Whatever the case, the bumbling and fumbling has left the people of Orange scrambling to get hold of RATs.

And it has left those with Covid symptoms driving and wandering from chemist to supermarket to chemist in the hope their arrival at a premises coincided with a truck delivering some boxes of RATs.

An hour too early, or too late, and the opportunity was gone. And that was at the retailers who had been fortunate enough to get their hands on RATs.
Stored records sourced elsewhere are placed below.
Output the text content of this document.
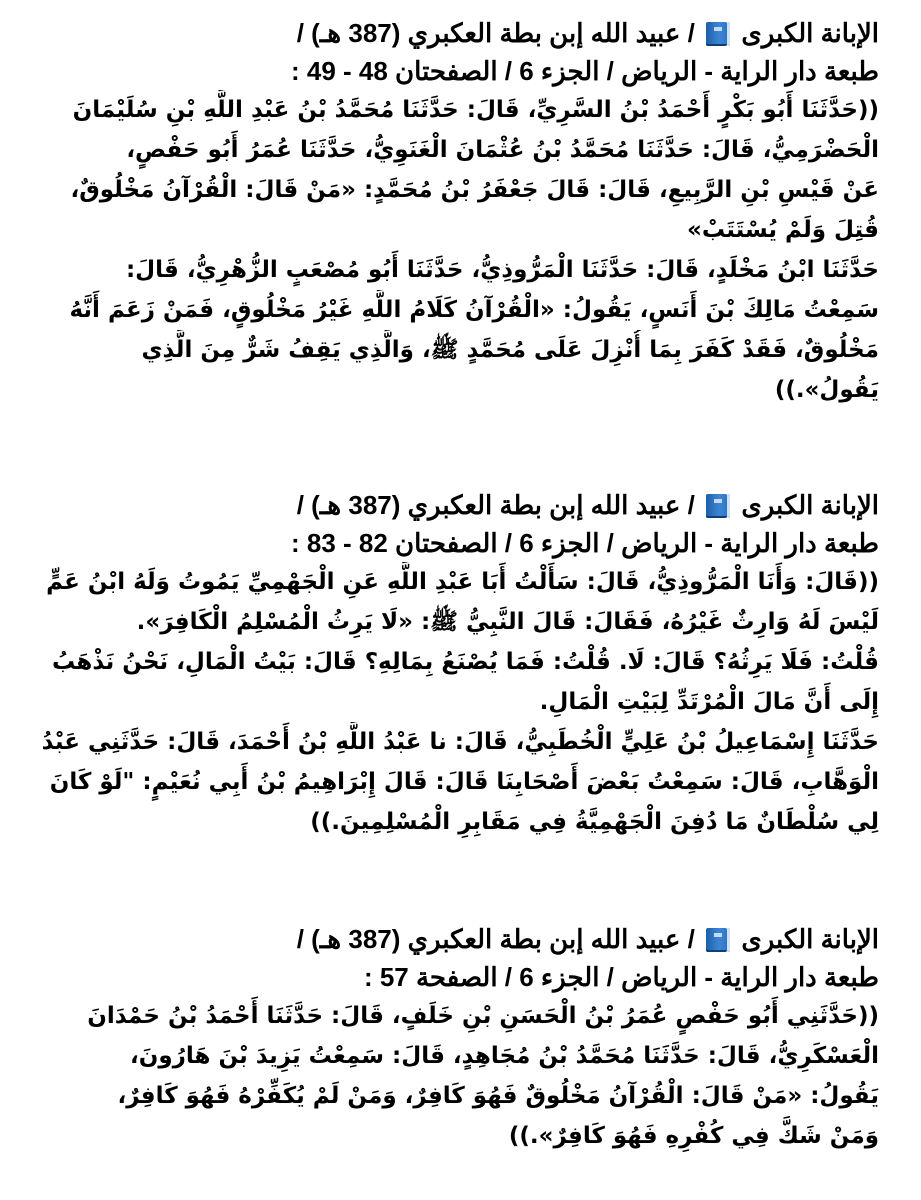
الإبانة الكبرى  / عبيد الله إبن بطة العكبري (387 هـ) /
طبعة دار الراية - الرياض / الجزء 6 / الصفحتان 48 - 49 :
((حَدَّثَنَا أَبُو بَكْرٍ أَحْمَدُ بْنُ السَّرِيِّ، قَالَ: حَدَّثَنَا مُحَمَّدُ بْنُ عَبْدِ اللَّهِ بْنِ سُلَيْمَانَ
الْحَضْرَمِيُّ، قَالَ: حَدَّثَنَا مُحَمَّدُ بْنُ عُثْمَانَ الْغَنَوِيُّ، حَدَّثَنَا عُمَرُ أَبُو حَفْصٍ،
عَنْ قَيْسِ بْنِ الرَّبِيعِ، قَالَ: قَالَ جَعْفَرُ بْنُ مُحَمَّدٍ: «مَنْ قَالَ: الْقُرْآنُ مَخْلُوقٌ،
قُتِلَ وَلَمْ يُسْتَتَبْ»
حَدَّثَنَا ابْنُ مَخْلَدٍ، قَالَ: حَدَّثَنَا الْمَرُّوذِيُّ، حَدَّثَنَا أَبُو مُصْعَبٍ الزُّهْرِيُّ، قَالَ:
سَمِعْتُ مَالِكَ بْنَ أَنَسٍ، يَقُولُ: «الْقُرْآنُ كَلَامُ اللَّهِ غَيْرُ مَخْلُوقٍ، فَمَنْ زَعَمَ أَنَّهُ
مَخْلُوقٌ، فَقَدْ كَفَرَ بِمَا أُنْزِلَ عَلَى مُحَمَّدٍ ﷺ، وَالَّذِي يَقِفُ شَرٌّ مِنَ الَّذِي
يَقُولُ».))
الإبانة الكبرى  / عبيد الله إبن بطة العكبري (387 هـ) /
طبعة دار الراية - الرياض / الجزء 6 / الصفحتان 82 - 83 :
((قَالَ: وَأَنَا الْمَرُّوذِيُّ، قَالَ: سَأَلْتُ أَبَا عَبْدِ اللَّهِ عَنِ الْجَهْمِيِّ يَمُوتُ وَلَهُ ابْنُ عَمٍّ
لَيْسَ لَهُ وَارِثٌ غَيْرُهُ، فَقَالَ: قَالَ النَّبِيُّ ﷺ: «لَا يَرِثُ الْمُسْلِمُ الْكَافِرَ».
قُلْتُ: فَلَا يَرِثُهُ؟ قَالَ: لَا. قُلْتُ: فَمَا يُصْنَعُ بِمَالِهِ؟ قَالَ: بَيْتُ الْمَالِ، نَحْنُ نَذْهَبُ
إِلَى أَنَّ مَالَ الْمُرْتَدِّ لِبَيْتِ الْمَالِ.
حَدَّثَنَا إِسْمَاعِيلُ بْنُ عَلِيٍّ الْخُطَبِيُّ، قَالَ: نا عَبْدُ اللَّهِ بْنُ أَحْمَدَ، قَالَ: حَدَّثَنِي عَبْدُ
الْوَهَّابِ، قَالَ: سَمِعْتُ بَعْضَ أَصْحَابِنَا قَالَ: قَالَ إِبْرَاهِيمُ بْنُ أَبِي نُعَيْمٍ: "لَوْ كَانَ
لِي سُلْطَانٌ مَا دُفِنَ الْجَهْمِيَّةُ فِي مَقَابِرِ الْمُسْلِمِينَ.))
الإبانة الكبرى  / عبيد الله إبن بطة العكبري (387 هـ) /
طبعة دار الراية - الرياض / الجزء 6 / الصفحة 57 :
((حَدَّثَنِي أَبُو حَفْصٍ عُمَرُ بْنُ الْحَسَنِ بْنِ خَلَفٍ، قَالَ: حَدَّثَنَا أَحْمَدُ بْنُ حَمْدَانَ
الْعَسْكَرِيُّ، قَالَ: حَدَّثَنَا مُحَمَّدُ بْنُ مُجَاهِدٍ، قَالَ: سَمِعْتُ يَزِيدَ بْنَ هَارُونَ،
يَقُولُ: «مَنْ قَالَ: الْقُرْآنُ مَخْلُوقٌ فَهُوَ كَافِرٌ، وَمَنْ لَمْ يُكَفِّرْهُ فَهُوَ كَافِرٌ،
وَمَنْ شَكَّ فِي كُفْرِهِ فَهُوَ كَافِرٌ».))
The Orange News Examiner spoke to three pharmacists in the city on Friday afternoon. All three had no stock and were still waiting on orders to arrive.

There was no real certainty over when they would arrive. Timeframes ranged from a bit loose to very loose.

The idea of making people who feel unwell wander about aimlessly in search of relief would be comical, if it weren't so embarrassing.

Social media forums are brimming with people asking and sometimes pleading for RATs.

Cars in line at the Wade Park testing clinic. Copyright: Orange News Examiner.

Some have trawled all the pharmacies and supermarkets, while others may be housebound or live out of town and can't afford repeated trips back and forth on the off chance some tests may have become available.

The government's decision to provide free RATs for concession card holders meant that the market was flooded this week with people seeking tests, some of whom had presumably needed the tests earlier, but had been unable to afford them.

On a fixed income, finding $20 or $40 or $100 or $200 for boxes of RATs for individuals or families may have been impossible without sacrificing necessities.

The government's concession card scheme is fair, and indeed should have been expanded, but for this to have occurred smoothly a government with some foresight was required.

On quarantine facilities, vaccination supplies and RATs, the federal government showed little or none, preferring instead to coast on the wave of reasonably good fortune that has blessed our island nation.

Last week a person on social media posted about how unfair it was that the unemployed in Orange were getting access to free RATs while they - with a job - were unable to access paid RATs.

The original complaint was more about access than kicking the unemployed, but it triggered off a debate and generated more than 100 comments.

Inevitably, disparaging remarks were made about people on unemployment support.

Convincing those in the economic middle to blame their woes on those below them on the financial ladder - the poor, the unemployed, the uneducated, disability pensioners, single mothers, new immigrants, First Nations people - has been the greatest con job of the last 40 years.

The anger over the unemployed getting access to a medical test during a health crisis, while some workers struggle to get the same access, is misdirected.

But it is illustrative of a modern world where those with little or nothing are often blamed, and those with everything get away without consequence.